Я начал читать и обомлел, это был внутренний циркуляр из отдела загранпоездок, из которого вытекало, что меня отзывают на курсы французского языка. Зачисление на эти курсы ещё не гарантировало зарубежную поездку, но вероятность таковой была весьма высока.

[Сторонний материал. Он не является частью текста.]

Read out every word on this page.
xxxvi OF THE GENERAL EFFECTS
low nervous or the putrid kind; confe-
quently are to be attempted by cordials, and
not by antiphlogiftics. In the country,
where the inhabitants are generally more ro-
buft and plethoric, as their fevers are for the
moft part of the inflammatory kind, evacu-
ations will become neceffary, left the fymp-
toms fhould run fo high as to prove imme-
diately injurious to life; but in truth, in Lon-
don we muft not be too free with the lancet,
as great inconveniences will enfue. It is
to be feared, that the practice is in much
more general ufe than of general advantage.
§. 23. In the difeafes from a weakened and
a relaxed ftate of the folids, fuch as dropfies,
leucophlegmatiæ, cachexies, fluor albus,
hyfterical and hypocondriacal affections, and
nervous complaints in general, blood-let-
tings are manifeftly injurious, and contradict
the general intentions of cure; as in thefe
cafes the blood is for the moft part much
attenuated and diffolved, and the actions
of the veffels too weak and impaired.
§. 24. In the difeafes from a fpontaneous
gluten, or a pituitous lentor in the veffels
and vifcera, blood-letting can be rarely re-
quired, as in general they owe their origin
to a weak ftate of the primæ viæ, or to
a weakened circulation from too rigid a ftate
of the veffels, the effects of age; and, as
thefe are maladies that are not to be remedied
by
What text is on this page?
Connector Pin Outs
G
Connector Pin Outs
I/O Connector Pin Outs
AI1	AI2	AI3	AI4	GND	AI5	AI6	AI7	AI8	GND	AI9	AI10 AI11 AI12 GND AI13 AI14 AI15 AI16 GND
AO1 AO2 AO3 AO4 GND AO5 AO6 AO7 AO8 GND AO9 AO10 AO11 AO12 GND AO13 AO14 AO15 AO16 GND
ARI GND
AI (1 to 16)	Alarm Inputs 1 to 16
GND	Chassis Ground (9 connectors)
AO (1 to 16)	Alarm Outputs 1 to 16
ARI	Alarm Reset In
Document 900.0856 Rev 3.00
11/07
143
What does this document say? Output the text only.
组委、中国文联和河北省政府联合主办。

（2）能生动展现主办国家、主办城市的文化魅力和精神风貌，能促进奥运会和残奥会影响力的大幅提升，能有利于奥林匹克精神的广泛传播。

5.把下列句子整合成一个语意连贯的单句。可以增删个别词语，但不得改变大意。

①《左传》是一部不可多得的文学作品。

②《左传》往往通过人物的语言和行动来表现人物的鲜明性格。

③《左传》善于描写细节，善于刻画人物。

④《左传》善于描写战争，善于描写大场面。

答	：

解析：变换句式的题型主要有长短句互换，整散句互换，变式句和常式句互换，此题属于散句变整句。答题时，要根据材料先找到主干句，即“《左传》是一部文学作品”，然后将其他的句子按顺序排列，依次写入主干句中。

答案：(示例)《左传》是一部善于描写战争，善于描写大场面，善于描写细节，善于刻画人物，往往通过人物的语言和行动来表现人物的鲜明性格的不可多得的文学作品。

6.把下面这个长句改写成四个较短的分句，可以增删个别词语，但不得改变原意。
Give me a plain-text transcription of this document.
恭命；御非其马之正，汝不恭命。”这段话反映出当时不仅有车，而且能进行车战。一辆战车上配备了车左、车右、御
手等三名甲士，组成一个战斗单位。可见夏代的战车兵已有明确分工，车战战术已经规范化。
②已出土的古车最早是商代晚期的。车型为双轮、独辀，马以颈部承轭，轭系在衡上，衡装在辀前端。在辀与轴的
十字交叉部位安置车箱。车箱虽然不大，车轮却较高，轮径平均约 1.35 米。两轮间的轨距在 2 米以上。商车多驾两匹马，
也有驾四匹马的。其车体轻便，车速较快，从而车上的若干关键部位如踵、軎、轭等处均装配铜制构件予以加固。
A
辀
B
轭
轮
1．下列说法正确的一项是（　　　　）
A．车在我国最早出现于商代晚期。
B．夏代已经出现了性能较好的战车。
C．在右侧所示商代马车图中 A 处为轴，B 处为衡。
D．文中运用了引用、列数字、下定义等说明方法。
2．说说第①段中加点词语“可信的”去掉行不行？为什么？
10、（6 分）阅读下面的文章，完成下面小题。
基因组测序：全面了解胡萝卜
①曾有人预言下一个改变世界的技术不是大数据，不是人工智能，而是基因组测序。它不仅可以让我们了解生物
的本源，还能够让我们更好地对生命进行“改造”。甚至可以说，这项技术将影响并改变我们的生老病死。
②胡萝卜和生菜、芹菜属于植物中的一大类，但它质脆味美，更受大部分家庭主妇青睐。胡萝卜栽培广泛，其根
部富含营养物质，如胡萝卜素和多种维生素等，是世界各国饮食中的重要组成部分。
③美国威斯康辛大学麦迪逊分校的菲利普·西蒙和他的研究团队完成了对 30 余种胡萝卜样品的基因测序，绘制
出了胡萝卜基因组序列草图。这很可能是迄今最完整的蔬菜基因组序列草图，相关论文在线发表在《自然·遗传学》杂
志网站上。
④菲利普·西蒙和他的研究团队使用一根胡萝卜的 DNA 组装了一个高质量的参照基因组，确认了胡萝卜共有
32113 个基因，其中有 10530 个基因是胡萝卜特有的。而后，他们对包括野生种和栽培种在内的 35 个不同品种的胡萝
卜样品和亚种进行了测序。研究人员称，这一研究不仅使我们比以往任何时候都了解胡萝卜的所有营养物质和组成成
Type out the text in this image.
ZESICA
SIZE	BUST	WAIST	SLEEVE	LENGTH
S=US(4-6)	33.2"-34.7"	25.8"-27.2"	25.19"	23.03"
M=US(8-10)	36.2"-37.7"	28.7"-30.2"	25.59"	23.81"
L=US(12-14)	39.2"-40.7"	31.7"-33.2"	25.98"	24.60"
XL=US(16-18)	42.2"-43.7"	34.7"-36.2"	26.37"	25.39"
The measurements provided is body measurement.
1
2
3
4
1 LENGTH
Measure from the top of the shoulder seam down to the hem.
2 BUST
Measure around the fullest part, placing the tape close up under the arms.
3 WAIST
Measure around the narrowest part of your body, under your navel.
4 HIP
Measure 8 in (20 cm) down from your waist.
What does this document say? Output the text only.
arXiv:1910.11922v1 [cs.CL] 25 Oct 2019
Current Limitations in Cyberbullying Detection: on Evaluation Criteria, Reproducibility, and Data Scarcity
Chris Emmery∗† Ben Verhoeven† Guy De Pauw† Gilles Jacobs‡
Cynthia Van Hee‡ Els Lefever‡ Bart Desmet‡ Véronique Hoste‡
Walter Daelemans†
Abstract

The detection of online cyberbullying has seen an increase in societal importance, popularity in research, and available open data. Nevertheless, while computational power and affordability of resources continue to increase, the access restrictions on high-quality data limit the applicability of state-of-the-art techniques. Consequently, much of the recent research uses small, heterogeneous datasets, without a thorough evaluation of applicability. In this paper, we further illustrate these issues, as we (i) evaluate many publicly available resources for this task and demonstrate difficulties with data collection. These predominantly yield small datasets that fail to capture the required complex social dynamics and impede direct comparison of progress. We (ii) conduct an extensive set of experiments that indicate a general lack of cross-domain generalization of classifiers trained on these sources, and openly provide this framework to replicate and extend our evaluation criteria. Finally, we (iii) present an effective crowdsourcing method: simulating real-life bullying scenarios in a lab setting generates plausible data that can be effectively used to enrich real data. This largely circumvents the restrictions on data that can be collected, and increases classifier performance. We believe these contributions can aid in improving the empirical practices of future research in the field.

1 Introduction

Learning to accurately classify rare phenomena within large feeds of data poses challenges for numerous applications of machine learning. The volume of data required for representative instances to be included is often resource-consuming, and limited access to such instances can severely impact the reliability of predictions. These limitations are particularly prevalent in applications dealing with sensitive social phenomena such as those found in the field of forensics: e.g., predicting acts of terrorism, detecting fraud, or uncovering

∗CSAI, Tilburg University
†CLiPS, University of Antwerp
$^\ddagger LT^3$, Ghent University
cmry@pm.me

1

Теперь реакция Дальского мне стала понятна – пришёл такой простой по виду, ковырялся там потихоньку, чем-то занимался – чем непонятно, а сам нашёл ходы и собрался в загранку, причём как говнюк всё гнило устроил, никому ничего не сказал, всё шито-крыто – кому это понравится?
Я стал объяснять, рассказал про совместную работу с Сержантовой на выборах, про мою просьбу не забыть меня, но в будущем. Дальский слушал и явно мне не верил, сказал:
– Ну, допустим, и что Вы собираетесь делать?
– Пойду к Сержантовой решать вопрос, ехать я никуда не собираюсь.
Антон Михайлович развёл руками и, ничего не отвечая сел за стол, а я пошёл в отдел загранпоездок, или как там он назывался, к Сержантовой.
Услышав меня, Валентина Степановна чуть не заплакала. Она была расстроена, одновременно рассержена и растеряна. Я понимал, она хотела сделать хорошее для человека, которому симпатизировала, предприняла какие-то действия, что наверняка потребовало от неё определённых усилий, а этот козёл является и говорит: спасибо, но мне не надо. А ведь сам просил, гад! Придя в себя, она сказала:
– Вы представляете себе, как Вы меня подводите? Мне документы – крайний срок – пятница – подавать нужно. А где я человека найду за такое время?
– Валентина Степановна, я вам завтра приведу парня, он лучше меня в пять раз – коммунист и отличный парень.
– Ну, давайте, только не подведите.
– Да ни в жисть.
Выйдя из кабинета, я тут же направился искать Генку, что было несложно – он сидел, зарывшись в бумаги, что-то изучая, увидев меня, радостно разулыбился.